|
[Illustration: "I MUST GO, NOW, I--MUST--GO!"]
DAWN
BY
ELEANOR H. PORTER
With Illustrations by Lucius Wolcott Hitchcock
BOSTON AND NEW YORK
1919
To My Friend
MRS. JAMES D. PARKER
CONTENTS
I. THE GREAT TERROR
II. DAD
III. FOR JERRY AND NED
IV. SCHOOL
V. WAITING
VI. LIGHTS OUT
VII. SUSAN TO THE RESCUE
VIII. AUNT NETTIE MEETS HER MATCH
IX. SUSAN SPEAKS HER MIND
X. AND NETTIE COLEBROOK SPEAKS HERS
XI. NOT PATS BUT SCRATCHES
XII. CALLERS FOR "KEITHIE"
XIII. FREE VERSE--A LA SUSAN
XIV. A SURPRISE ALL AROUND
XV. AGAIN SUSAN TAKES A HAND
XVI. THE WORRY OF IT
XVII. DANIEL BURTON TAKES THE PLUNGE
XVIII. "MISS STEWART"
XIX. A MATTER OF LETTERS
XX. WITH CHIN UP
XXI. THE LION
XXII. HOW COULD YOU, MAZIE?
XXIII. JOHN MCGUIRE
XXIV. AS SUSAN SAW IT
XXV. KEITH TO THE RESCUE
XXVI. MAZIE AGAIN
XXVII. FOR THE SAKE OF JOHN
XXVIII. THE WAY
XXIX. DOROTHY TRIES HER HAND
XXX. DANIEL BURTON'S "JOB"
XXXI. WHAT SUSAN DID NOT SEE
XXXII. THE KEY
XXXIII. AND ALL ON ACCOUNT OF SUSAN
ILLUSTRATIONS
"I must go, now. I--must--go!"
Susan Betts talking with Mrs. McGuire over the back-yard fence
"Want you? I always want you!"
"You've helped more--than you'll ever know"
He gave her almost no chance to say anything herself
Keith's arm shot out and his hand fell, covering hers
It was well that the Japanese screen on the front piazza was down
CHAPTER I
THE GREAT TERROR
It was on his fourteenth birthday that Keith Burton discovered the
Great Terror, though he did not know it by that name until some days
afterward. He knew only, to his surprise and distress, that the
"Treasure Island," given to him by his father for a birthday present,
was printed in type so blurred and poor that he could scarcely read
it.
He said nothing, of course. In fact he shut the book very hastily,
with a quick, sidewise look, lest his father should see and notice the
imperfection of his gift.
Poor father! He would feel so bad after he had taken all that pains
and spent all that money--and for something not absolutely necessary,
too! And then to get cheated like that. For, of course, he had been
cheated--such horrid print that nobody could read.
But it was only a day or two later that Keith found some more horrid
print.
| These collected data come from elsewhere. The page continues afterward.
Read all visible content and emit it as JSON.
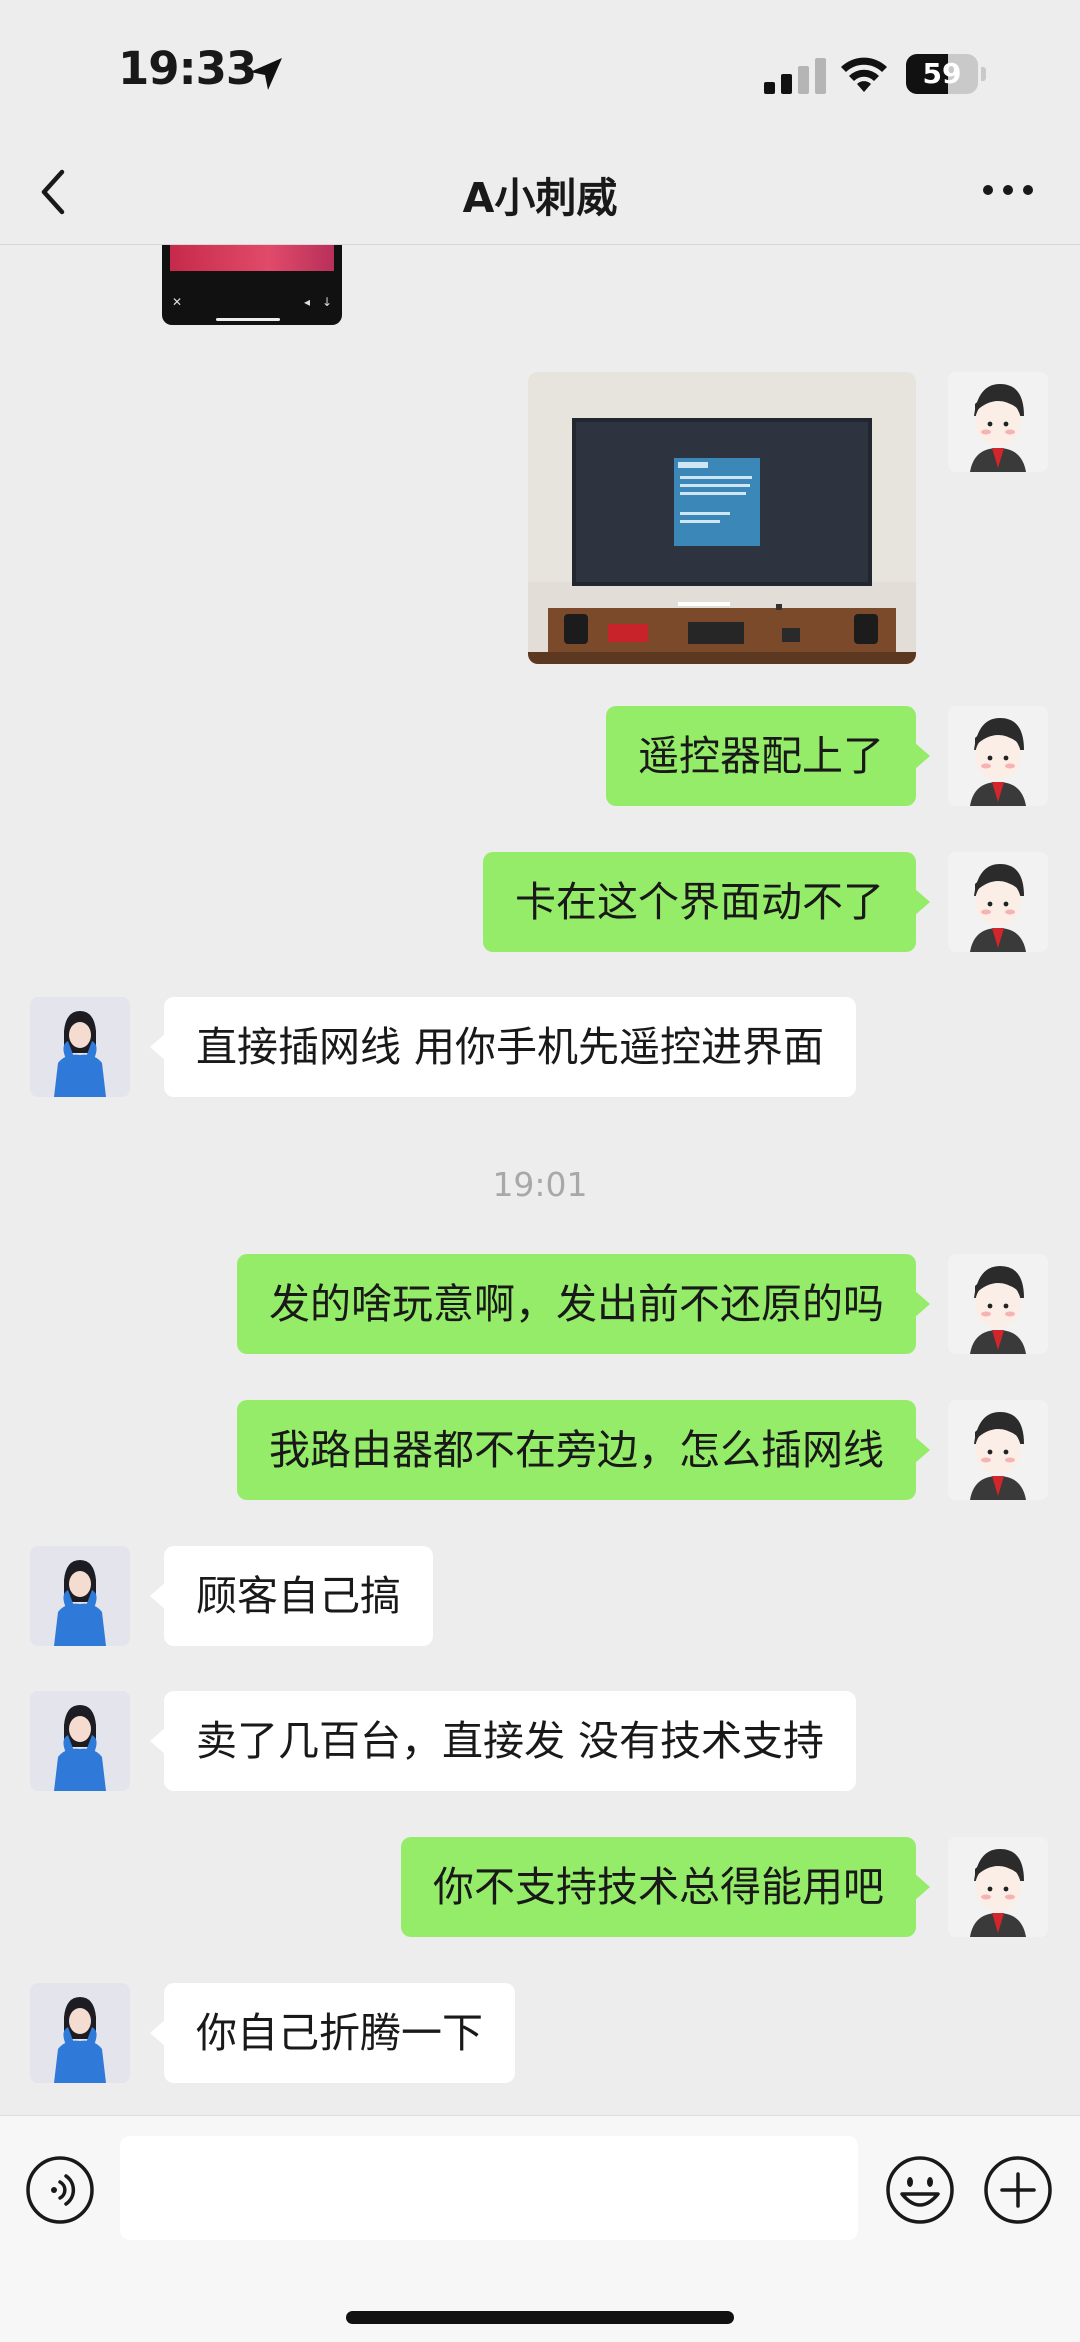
{
  "status_bar": {
    "time": "19:33",
    "battery": "59",
    "battery_level": 0.59
  },
  "nav": {
    "title": "A小刺威"
  },
  "messages": [
    {
      "side": "me",
      "text": "遥控器配上了"
    },
    {
      "side": "me",
      "text": "卡在这个界面动不了"
    },
    {
      "side": "other",
      "text": "直接插网线 用你手机先遥控进界面"
    },
    {
      "side": "me",
      "text": "发的啥玩意啊，发出前不还原的吗"
    },
    {
      "side": "me",
      "text": "我路由器都不在旁边，怎么插网线"
    },
    {
      "side": "other",
      "text": "顾客自己搞"
    },
    {
      "side": "other",
      "text": "卖了几百台，直接发 没有技术支持"
    },
    {
      "side": "me",
      "text": "你不支持技术总得能用吧"
    },
    {
      "side": "other",
      "text": "你自己折腾一下"
    }
  ],
  "timestamp": "19:01",
  "colors": {
    "my_bubble": "#95ec69",
    "other_bubble": "#ffffff",
    "background": "#ededed"
  },
  "icons": [
    "back-arrow-icon",
    "more-icon",
    "voice-icon",
    "emoji-icon",
    "plus-icon",
    "location-arrow-icon",
    "signal-icon",
    "wifi-icon"
  ]
}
This time it was in his father's weekly journal that came every
Saturday morning. He found it again that night in a magazine, and yet
again the next day in the Sunday newspaper.
Then, before he had evolved a satisfactory explanation in his own mind
of this phenomenon, he heard Susan Betts talking with Mrs. McGuire
over the back-yard fence.
Susan Betts began the conversation. But that was nothing strange:
Susan Betts always began the conversation.
"Have you heard about poor old Harrington?" she demanded in what Keith
called her "excitingest" voice. Then, as was always the case when she
spoke in that voice, she plunged on without waiting for a reply, as if
fearful lest her bit of news fall from the other pair of lips first.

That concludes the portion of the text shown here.